Executive Sponsorship Redux (Part 2)

Here’s the final round of how you can get someone to spend their political capital for your purposes.

  • Make it important to them. Big P.C. comes from doing something important. You have to connect to their biggest business problems and demonstrate how your relationship aligns to those, or you will not get any real P.C. spend—you’ll just get lip service. The results have to be measureable and they have to happen quickly.
  • Big ROI. This is key. You have to show a very big ROI in one of two ways: either a huge multiple on a big investment or a huge multiple on a small one. Executive Sponsors must perceive a relatively small expenditure of P.C. to get a big win. To do this, you are going to be very specific in your requests. a. “I need for you to make this introduction on my behalf.” b. “I’ll need your direct support in getting that information from that department.” c. “I’m concerned that the person we need for this effort does not feel the sense of urgency that we do. Will you assist me in moving this up her priority list?” These things are all small P.C. expenditures for the Executive Sponsor, but are big in terms of value to us (the little guy). By being tactical and specific in your requests, you have helped them to calculate what the potential P.C. expenditure. The request is contained and manageable, so you have a higher likelihood of getting that sponsorship.
  • Make them important in the process. Vagueness serves no one in Executive Sponsor work. Often times I explain to my sponsor up front: “Here’s our experience, if you don’t provide some sponsorship in these stages of the process of our companies considering working together, the inertia of doing things the same way will keep people from making necessary change. That’s why it is so important that if you are really interested in seeing what this process might produce, that we have your early support to at least have the necessary meetings and get the information to see what is possible.” I have found that this very direct explanation gets a Sponsor’s head nodding. They begin to understand why they’re needed in the process and just how crucial their role is.
  • Make the right ask. Start with incremental requests early in the process. You want them to get comfortable with you by making small spends of P.C. before you make the big ask. This may mean getting a person to a meeting or making a request for a report or other piece of information. Don’t ask them to sell for you; they won’t be any good at it. Don’t ask them to guarantee you will get the deal; they can’t and will feel you have overstepped. Even in the “big ask,” the Executive Sponsorship Agreement, you are only asking for assistance that is appropriate, (See my blog “Executive Sponsorship Agreement”).
  • Talk them up. Wherever you are in the process, you should speak highly of your sponsor. This gives your sponsor a modicum of P.C. in his or her organization.

How to put this to work:

Set Expectations Early. Just like the example above and the document from “Executive Sponsorship Agreement,” you want to be direct as to what you are asking for and why you need to have it. The key things that you need from an Executive Sponsor are:

  • Access. His/her assistance on connecting to the right people is very important.
  • Priority. We need to figure out the appropriate level of attention for your organization so that the process is supported.
  • Interest. Communicate with him/her throughout the process and let him/her know what’s happening. Stay connected with updates on the progress.
  • Logjams. If the process bogs down, you must be able to approach the Executive Sponsor and be able to count on his/her assistance.
  • Clarity. There are times when you will need to better understand your Executive Sponsor’s company and its unique culture. If you are confused, you must be able to ask for clarity from the Executive Sponsor.

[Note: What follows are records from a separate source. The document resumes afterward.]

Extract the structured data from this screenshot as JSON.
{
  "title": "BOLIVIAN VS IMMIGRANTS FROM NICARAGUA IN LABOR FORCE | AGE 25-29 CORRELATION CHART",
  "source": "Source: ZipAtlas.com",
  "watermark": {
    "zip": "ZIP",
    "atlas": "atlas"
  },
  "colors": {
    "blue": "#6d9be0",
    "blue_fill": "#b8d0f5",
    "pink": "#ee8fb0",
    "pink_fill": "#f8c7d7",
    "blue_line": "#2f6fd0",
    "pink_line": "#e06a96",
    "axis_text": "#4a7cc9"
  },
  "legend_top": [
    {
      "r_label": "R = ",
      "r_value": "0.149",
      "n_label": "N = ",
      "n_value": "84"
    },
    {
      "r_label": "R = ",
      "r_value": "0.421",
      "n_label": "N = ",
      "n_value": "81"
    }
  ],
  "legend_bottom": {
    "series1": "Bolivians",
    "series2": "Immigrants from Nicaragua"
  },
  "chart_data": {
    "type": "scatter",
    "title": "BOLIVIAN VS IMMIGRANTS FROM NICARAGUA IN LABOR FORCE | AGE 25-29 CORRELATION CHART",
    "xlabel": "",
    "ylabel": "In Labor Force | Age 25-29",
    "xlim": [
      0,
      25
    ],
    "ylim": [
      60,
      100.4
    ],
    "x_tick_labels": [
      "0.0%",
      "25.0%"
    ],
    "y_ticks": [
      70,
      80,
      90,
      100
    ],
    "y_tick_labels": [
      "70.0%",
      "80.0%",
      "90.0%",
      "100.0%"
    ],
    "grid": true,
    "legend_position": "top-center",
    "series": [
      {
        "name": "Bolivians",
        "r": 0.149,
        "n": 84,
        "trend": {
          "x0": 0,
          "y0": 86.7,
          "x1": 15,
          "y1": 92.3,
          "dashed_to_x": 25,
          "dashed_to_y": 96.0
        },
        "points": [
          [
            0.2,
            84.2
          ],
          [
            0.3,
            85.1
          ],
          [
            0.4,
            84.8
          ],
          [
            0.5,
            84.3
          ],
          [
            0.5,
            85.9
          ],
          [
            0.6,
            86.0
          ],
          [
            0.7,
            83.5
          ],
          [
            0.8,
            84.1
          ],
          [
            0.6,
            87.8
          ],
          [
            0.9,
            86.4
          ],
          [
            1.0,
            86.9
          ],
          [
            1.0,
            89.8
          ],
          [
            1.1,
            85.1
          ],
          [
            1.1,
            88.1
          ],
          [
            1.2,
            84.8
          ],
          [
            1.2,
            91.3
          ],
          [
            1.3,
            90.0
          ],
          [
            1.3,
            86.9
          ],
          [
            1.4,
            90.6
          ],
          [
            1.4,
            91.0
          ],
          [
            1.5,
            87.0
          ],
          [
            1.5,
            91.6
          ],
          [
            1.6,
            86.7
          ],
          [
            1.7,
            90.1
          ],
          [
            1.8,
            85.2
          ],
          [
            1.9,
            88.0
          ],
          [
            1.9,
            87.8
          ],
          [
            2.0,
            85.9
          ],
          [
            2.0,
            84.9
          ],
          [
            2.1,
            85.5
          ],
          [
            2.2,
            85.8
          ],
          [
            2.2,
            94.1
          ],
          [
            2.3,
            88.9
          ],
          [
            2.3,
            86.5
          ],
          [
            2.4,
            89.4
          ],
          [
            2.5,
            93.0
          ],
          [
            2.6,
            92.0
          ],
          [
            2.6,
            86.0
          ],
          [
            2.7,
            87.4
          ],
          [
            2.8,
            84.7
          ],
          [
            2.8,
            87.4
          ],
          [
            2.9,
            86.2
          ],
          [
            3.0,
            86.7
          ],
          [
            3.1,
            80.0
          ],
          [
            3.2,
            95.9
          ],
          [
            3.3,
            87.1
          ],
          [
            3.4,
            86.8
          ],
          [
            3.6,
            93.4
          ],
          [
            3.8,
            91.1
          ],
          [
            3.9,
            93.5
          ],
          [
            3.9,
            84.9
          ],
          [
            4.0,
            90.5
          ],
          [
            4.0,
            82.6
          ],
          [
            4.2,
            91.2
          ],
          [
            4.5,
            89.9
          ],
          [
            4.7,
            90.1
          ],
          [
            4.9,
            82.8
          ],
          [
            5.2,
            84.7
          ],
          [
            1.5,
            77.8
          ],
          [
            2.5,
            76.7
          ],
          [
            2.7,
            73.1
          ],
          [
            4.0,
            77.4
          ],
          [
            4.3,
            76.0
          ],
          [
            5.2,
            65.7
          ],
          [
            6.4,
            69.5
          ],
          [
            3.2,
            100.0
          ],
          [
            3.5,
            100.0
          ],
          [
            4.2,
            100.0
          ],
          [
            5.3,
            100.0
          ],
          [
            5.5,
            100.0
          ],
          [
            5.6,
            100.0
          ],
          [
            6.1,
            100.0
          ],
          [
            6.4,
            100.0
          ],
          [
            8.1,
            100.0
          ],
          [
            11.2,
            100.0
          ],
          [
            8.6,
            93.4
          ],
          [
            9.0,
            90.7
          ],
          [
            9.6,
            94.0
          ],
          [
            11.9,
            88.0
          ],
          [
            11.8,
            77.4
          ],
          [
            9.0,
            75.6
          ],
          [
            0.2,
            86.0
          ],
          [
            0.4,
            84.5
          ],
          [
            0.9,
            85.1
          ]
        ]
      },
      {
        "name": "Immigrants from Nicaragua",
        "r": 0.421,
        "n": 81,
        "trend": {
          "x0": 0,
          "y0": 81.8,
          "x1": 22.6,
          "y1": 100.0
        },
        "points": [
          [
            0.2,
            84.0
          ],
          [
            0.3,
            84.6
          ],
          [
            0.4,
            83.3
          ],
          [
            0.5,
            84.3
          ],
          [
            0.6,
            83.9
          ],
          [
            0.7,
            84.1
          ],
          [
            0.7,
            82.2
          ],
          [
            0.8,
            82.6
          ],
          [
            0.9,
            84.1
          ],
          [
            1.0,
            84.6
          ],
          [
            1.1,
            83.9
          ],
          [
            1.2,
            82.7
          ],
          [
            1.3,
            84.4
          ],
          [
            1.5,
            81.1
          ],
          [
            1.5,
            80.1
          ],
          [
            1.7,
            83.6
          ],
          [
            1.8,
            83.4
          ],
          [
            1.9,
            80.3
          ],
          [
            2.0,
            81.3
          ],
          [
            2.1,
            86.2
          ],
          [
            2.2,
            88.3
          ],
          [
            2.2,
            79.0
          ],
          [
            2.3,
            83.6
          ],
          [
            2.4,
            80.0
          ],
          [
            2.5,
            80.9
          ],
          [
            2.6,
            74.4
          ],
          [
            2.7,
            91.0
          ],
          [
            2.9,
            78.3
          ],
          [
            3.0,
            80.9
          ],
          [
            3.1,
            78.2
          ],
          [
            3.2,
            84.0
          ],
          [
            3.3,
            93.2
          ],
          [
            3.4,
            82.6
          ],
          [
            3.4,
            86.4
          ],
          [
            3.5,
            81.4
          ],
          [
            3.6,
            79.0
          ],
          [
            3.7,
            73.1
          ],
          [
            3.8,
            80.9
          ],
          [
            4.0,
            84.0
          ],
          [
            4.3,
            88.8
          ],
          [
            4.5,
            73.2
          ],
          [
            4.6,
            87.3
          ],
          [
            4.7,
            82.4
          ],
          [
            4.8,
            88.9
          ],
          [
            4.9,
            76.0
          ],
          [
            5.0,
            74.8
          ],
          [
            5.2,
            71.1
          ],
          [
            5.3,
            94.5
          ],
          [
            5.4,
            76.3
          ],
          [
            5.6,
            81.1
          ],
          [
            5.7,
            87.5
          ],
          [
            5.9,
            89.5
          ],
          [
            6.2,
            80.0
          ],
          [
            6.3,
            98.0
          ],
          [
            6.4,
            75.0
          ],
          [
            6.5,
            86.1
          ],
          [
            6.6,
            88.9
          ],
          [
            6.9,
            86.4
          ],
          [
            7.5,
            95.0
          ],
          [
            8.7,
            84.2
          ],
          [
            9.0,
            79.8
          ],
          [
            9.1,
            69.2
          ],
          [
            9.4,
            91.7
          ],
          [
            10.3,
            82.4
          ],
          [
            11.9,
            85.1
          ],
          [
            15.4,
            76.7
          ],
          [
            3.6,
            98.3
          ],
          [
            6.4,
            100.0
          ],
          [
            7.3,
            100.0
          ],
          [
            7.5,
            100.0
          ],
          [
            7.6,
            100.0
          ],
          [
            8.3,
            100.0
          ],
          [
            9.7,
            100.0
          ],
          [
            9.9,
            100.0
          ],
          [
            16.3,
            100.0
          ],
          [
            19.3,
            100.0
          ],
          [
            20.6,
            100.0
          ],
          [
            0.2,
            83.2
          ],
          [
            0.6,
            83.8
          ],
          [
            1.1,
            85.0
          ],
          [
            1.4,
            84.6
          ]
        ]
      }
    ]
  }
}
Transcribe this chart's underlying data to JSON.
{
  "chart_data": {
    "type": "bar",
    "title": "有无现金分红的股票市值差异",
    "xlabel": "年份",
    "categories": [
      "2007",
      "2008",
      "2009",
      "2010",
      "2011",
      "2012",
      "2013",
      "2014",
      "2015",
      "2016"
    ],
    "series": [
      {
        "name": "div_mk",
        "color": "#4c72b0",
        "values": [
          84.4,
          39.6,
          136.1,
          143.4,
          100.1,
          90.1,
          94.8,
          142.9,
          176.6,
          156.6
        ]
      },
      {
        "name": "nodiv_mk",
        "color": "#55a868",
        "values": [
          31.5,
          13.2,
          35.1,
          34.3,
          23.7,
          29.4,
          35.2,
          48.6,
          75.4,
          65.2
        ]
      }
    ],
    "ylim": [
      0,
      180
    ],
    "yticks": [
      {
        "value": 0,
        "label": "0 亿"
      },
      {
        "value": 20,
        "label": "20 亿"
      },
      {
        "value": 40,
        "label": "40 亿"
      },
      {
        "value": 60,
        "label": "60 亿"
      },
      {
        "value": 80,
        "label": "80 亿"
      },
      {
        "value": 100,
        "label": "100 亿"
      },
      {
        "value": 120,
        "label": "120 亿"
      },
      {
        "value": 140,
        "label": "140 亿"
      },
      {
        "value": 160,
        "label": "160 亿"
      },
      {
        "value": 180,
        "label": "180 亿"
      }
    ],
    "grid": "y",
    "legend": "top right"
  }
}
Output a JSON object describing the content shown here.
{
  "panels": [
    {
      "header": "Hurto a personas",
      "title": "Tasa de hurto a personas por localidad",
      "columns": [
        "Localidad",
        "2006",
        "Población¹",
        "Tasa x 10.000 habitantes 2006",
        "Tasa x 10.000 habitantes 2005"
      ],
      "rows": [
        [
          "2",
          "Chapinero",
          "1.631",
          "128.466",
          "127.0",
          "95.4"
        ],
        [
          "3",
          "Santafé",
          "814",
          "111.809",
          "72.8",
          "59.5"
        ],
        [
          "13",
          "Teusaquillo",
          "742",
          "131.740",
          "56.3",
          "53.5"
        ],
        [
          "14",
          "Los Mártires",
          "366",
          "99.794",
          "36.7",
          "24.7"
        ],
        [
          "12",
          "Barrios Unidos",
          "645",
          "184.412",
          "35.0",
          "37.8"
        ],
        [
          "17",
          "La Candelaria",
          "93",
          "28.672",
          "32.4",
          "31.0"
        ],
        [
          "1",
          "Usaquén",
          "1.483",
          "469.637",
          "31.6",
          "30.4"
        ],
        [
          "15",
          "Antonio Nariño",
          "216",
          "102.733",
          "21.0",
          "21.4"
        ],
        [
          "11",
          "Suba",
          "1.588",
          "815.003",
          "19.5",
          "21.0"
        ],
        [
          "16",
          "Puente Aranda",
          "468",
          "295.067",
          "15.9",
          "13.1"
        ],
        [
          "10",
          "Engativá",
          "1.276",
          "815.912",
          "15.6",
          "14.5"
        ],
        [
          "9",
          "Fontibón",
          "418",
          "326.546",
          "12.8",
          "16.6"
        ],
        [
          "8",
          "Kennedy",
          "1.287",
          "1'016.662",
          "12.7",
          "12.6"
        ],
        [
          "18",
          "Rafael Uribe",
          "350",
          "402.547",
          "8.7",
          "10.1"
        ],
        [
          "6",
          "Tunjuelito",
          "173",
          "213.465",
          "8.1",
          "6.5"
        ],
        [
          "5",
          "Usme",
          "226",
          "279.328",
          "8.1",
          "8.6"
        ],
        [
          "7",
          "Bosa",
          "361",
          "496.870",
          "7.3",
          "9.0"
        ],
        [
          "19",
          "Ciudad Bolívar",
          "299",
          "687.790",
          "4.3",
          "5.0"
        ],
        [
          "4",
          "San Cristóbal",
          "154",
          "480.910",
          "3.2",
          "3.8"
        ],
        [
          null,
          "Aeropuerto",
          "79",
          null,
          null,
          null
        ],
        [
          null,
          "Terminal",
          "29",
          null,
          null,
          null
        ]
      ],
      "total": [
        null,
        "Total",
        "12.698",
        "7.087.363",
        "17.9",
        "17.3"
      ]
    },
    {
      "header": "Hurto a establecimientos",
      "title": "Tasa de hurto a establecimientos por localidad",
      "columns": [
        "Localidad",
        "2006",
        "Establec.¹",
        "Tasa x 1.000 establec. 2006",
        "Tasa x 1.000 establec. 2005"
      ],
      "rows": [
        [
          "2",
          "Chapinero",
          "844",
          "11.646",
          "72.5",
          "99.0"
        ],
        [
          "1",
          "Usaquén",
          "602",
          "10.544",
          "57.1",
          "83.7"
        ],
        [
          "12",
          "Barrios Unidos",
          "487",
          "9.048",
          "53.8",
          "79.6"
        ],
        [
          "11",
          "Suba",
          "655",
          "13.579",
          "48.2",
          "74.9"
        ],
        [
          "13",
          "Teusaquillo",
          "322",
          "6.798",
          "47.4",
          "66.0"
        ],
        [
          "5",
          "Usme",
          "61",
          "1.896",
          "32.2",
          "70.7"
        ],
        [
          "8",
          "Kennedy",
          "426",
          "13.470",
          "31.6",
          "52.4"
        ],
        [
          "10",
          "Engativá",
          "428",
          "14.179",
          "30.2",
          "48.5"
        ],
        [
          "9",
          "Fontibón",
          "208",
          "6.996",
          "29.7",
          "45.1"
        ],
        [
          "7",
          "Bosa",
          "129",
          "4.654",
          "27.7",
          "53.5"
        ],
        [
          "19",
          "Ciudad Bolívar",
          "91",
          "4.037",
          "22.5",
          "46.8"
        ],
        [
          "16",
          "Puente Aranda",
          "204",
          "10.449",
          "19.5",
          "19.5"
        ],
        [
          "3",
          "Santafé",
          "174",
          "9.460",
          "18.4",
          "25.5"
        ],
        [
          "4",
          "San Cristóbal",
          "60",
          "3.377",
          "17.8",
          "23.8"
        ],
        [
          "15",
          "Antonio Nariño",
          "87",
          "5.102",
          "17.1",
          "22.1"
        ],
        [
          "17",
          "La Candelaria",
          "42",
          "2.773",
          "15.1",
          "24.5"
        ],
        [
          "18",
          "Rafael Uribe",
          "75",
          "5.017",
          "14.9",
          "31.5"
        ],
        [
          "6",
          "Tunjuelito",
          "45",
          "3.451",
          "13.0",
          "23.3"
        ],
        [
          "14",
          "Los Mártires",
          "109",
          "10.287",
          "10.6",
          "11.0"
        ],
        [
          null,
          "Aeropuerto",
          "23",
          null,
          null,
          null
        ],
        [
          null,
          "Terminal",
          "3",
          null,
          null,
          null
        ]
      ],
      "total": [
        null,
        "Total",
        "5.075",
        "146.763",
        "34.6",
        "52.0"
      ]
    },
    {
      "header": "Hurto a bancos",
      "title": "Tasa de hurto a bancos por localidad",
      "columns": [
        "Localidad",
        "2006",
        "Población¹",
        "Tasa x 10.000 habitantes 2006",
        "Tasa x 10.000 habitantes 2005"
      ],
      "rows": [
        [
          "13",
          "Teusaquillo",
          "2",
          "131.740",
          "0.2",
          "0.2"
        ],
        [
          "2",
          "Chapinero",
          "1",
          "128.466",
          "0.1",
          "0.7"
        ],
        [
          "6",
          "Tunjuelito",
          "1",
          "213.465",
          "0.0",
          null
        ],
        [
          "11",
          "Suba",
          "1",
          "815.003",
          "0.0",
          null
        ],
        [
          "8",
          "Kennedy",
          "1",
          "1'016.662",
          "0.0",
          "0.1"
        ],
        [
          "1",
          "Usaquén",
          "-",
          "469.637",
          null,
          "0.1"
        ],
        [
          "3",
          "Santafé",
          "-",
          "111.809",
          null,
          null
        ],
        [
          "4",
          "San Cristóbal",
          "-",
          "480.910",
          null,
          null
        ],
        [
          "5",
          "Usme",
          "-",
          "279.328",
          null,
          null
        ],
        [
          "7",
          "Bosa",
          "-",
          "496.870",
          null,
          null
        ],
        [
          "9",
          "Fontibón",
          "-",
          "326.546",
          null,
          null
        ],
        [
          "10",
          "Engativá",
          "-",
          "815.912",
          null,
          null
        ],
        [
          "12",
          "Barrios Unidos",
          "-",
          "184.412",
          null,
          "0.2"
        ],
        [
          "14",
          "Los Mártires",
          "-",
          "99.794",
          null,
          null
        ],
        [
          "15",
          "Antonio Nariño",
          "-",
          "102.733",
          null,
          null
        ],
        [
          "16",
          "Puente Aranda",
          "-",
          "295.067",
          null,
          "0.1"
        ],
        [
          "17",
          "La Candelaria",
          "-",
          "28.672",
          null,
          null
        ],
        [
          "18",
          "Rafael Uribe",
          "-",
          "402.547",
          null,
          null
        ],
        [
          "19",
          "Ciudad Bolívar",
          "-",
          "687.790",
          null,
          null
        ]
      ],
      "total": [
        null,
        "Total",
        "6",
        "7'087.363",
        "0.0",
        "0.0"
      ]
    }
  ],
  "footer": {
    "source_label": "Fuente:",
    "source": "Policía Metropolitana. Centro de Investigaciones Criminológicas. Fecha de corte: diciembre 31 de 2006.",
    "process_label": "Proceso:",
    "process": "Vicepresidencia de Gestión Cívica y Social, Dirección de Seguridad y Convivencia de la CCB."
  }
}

I have included an example in my earlier Executive Sponsorship post.

Negotiate half-steps when you can’t get full steps. If you can’t get someone to give you the Executive Sponsorship that you request at any step in the process, then you have to get your half-a-loaf. The request sounds like this, “Can you at least do this much for me?” and then make your request. If you are not getting this much commitment, then you are not necessarily lost, but you are losing fast.

Don’t proceed without commitment. At every step in the sales process, even the first one, you have to have an Executive Sponsor. Unless your business works on the basis of blind RFP awards, (which if it does, why are you reading about selling? That’s not selling, it’s bidding and hoping), then you cannot win at any step unless you have sponsorship.

Don’t single thread. You need executive sponsorship from everyone who will give it to you. That means that every meeting requires an ask of some fashion for one of the five things stated above. You need them to be able to win, and since we are playing to win, not playing to play, there is no sense in going forward without that sponsorship. By having multiple executive sponsors, you are increasing the potential of success from all of the players and more P.C. is being spent on your behalf.

The best people at securing Executive Sponsorship are the most fearless. They are direct, they are unapologetic in asking for what they need in the sales process and they are quick to explain why not getting what they need is bad for the prospect. Ask early, ask often and ask specifically.